Narraciones del gran novelista español Gabriel Miró (1879- 1930). Dos partes claramente diferenciadas tienen estas narraciones: de una, la suave evocación de los recuerdos; de otra, las estampas de una semana santa y varios cuadros hagiográficos.
El humo dormido es una colección de tipos limitados por el paisaje o los interiores que Gabriel Miró describe. Ahora bien, ¿quiénes son esos tipos? Ñuño, el viejo criado de la casa; el profesor particular; el Enlutado; Mauro, el huérfano, y la pura de su hermana; la tertulia (catedrático, canónigo, magistrado) provinciana, etc. Gentes vulgares, de las que todos los días tropezamos en la calle, pero descubiertas en sus perfiles más concretos o en su intimidad más pura. La sabiduría de Miró está en sorprender las figuras en el gesto preciso, como imágenes labradas («Era viejo y cenceño, de hombros cansados, de párpados encendidos, y sus manos, de una talla paciente y perfecta, ceñidas por las argollas de sus puños de un lienzo áspero como el cáñamo»), cuando el espíritu arroja al mundo sus más puros contenidos. ¿Qué elementos emplea Miró en su arte? Ante todo, el libro es, aunque a regañadientes, un libro personal. El gran narrador levantino dice literalmente: «No han de tenerse estas páginas fragmentarias por un propósito de memorias; pero leyéndolas pueden oírse, de cuando en cuando, las campanas de la ciudad de Is… la ciudad más o menos poblada y ruda que todos llevamos sumergida dentro de nosotros mismos». Y, en efecto, si no son memorias en sentido estricto, una experiencia personal recrea — años andados — las impresiones recogidas en la niñez. Por eso el tiempo — siempre el tiempo en la obra mironiana — va a ser el móvil de todas estas páginas: ya sea concreto en los recuerdos familiares del hidalgo o hecho abstracción en la suave huella de cada día. Después de ésto, no extraña ya que las cosas, al actualizarse se presenten con una ternura, con una suave luz, que va posándose sobre los seres (el animal, el árbol, la piedra) hasta dotarlos de vida casi humana («había que esperar el verano que entreabre las salas más viejas y escondidas»).

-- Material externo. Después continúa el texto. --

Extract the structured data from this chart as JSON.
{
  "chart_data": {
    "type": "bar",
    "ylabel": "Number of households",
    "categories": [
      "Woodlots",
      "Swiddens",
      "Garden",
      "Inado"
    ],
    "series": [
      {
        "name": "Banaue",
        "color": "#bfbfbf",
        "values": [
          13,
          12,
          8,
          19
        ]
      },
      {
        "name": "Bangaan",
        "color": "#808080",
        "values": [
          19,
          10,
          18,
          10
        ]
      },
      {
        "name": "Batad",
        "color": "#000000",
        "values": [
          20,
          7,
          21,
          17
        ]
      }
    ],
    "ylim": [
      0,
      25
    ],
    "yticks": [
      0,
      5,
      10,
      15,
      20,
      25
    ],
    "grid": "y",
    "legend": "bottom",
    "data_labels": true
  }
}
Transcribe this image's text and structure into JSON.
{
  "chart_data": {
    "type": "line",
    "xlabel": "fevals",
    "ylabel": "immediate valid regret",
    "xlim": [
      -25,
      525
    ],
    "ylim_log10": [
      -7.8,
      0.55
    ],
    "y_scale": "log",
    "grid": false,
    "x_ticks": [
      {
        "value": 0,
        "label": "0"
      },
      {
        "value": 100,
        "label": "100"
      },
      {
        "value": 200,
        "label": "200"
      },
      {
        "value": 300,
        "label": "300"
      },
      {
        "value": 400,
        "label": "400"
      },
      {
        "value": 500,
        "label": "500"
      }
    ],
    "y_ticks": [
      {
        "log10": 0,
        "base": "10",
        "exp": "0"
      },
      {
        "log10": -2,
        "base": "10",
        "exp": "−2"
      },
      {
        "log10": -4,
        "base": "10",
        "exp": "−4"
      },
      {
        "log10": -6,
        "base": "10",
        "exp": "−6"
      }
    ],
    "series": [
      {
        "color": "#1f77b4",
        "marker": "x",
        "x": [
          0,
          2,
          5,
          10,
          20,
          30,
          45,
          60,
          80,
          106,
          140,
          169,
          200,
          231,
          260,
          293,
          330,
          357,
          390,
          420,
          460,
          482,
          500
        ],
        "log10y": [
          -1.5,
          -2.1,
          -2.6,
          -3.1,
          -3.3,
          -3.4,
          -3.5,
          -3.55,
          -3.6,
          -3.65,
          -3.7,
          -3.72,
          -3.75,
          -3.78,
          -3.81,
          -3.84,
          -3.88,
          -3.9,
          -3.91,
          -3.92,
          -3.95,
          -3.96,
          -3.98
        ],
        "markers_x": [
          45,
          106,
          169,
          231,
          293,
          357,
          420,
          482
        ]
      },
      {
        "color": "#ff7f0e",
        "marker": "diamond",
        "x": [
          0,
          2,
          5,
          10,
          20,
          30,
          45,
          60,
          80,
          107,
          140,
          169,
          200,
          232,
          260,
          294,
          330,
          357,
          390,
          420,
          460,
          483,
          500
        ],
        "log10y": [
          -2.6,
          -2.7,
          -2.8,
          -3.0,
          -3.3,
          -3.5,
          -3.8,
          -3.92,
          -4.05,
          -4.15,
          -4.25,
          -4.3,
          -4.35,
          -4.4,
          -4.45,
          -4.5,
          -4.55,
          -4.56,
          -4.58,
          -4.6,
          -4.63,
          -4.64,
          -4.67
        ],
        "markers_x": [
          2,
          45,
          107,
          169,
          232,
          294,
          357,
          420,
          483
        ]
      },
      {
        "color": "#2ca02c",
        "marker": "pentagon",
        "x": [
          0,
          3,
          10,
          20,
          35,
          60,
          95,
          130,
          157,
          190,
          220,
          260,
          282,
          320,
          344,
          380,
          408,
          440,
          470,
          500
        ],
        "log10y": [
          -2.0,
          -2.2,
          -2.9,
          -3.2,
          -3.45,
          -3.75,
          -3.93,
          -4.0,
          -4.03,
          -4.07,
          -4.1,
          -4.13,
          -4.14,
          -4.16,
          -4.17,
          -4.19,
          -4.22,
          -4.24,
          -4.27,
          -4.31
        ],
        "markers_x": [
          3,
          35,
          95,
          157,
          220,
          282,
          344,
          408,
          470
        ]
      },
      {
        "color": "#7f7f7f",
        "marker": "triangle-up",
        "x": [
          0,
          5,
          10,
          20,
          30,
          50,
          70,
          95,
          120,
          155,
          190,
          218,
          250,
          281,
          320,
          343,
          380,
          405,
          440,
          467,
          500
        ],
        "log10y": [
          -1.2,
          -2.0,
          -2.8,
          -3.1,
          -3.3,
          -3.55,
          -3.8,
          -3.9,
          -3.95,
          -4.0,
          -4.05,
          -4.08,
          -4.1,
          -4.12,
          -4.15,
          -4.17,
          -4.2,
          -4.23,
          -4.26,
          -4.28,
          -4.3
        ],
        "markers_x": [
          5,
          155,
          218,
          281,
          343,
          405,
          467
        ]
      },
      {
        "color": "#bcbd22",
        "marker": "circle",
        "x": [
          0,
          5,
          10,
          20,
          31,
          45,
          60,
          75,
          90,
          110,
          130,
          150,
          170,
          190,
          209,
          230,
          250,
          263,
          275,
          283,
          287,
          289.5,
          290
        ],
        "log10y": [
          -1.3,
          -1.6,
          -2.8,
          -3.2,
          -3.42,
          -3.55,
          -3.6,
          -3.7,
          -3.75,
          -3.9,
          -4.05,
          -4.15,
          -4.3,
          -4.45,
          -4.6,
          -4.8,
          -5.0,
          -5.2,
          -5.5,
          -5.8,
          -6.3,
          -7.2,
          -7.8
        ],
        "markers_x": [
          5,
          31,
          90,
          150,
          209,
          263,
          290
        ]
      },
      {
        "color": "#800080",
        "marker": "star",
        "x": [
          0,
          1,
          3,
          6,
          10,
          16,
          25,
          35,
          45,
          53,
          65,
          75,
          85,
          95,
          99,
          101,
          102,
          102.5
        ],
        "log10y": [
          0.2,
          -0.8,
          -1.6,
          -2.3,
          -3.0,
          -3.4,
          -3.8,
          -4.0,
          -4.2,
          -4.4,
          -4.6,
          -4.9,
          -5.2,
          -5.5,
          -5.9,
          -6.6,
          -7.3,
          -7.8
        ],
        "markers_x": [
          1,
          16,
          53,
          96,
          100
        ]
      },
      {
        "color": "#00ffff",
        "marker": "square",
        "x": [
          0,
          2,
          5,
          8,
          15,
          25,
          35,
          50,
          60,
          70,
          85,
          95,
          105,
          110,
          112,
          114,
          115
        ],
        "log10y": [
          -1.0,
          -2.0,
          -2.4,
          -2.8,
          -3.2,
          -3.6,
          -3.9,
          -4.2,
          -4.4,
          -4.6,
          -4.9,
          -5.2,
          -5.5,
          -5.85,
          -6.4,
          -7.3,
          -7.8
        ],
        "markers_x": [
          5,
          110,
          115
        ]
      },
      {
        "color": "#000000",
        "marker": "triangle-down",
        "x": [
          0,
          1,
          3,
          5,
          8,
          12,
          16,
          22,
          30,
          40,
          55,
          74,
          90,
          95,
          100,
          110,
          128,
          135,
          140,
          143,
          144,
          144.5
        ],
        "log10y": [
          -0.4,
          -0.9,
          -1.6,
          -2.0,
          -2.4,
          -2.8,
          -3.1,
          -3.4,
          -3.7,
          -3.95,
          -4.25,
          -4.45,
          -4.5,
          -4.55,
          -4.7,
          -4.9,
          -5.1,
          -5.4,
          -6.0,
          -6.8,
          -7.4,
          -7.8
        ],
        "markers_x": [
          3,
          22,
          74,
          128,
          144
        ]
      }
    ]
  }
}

Como en otro libro suyo, Años y Leguas (v.), el paisaje viene a ser elemento con vida en el tiempo o que, incluso, acaba convirtiéndose él en tiempo mismo. «Así se nos ofrece el paisaje cansado o lleno de los días que se quedaron detrás de nosotros. Concretamente, no es el pasado nuestro; pero nos pertenece, y de él nos valemos para revivir y acreditar episodios que rasgan su humo dormido». Las tablas del calendario son, como queda dicho, unas estampas de carácter religioso. Lógicamente, al leer las de Semana Santa se piensa en Las Figuras de la Pasión (v.), aunque las pretensiones sean distintas. Aquí, en estos cuadritos, como en su obra grande, está la interpretación del paisaje palestiniano a la luz del de su levante natal: de entre todos los que el libro contiene es inolvidable el que comienza las páginas del «Martes Santo» (en otra ocasión — dentro de este mismo libro — compara los paisajes de Tierra Santa y Jijona). En los cuadritos, también, la ternura hacia los niños, los elementos sensoriales adensando el contenido de las páginas, el realismo más intenso en un mundo estéticamente muy depurado o la superposición — eficazmente expresiva — de historia y realidad.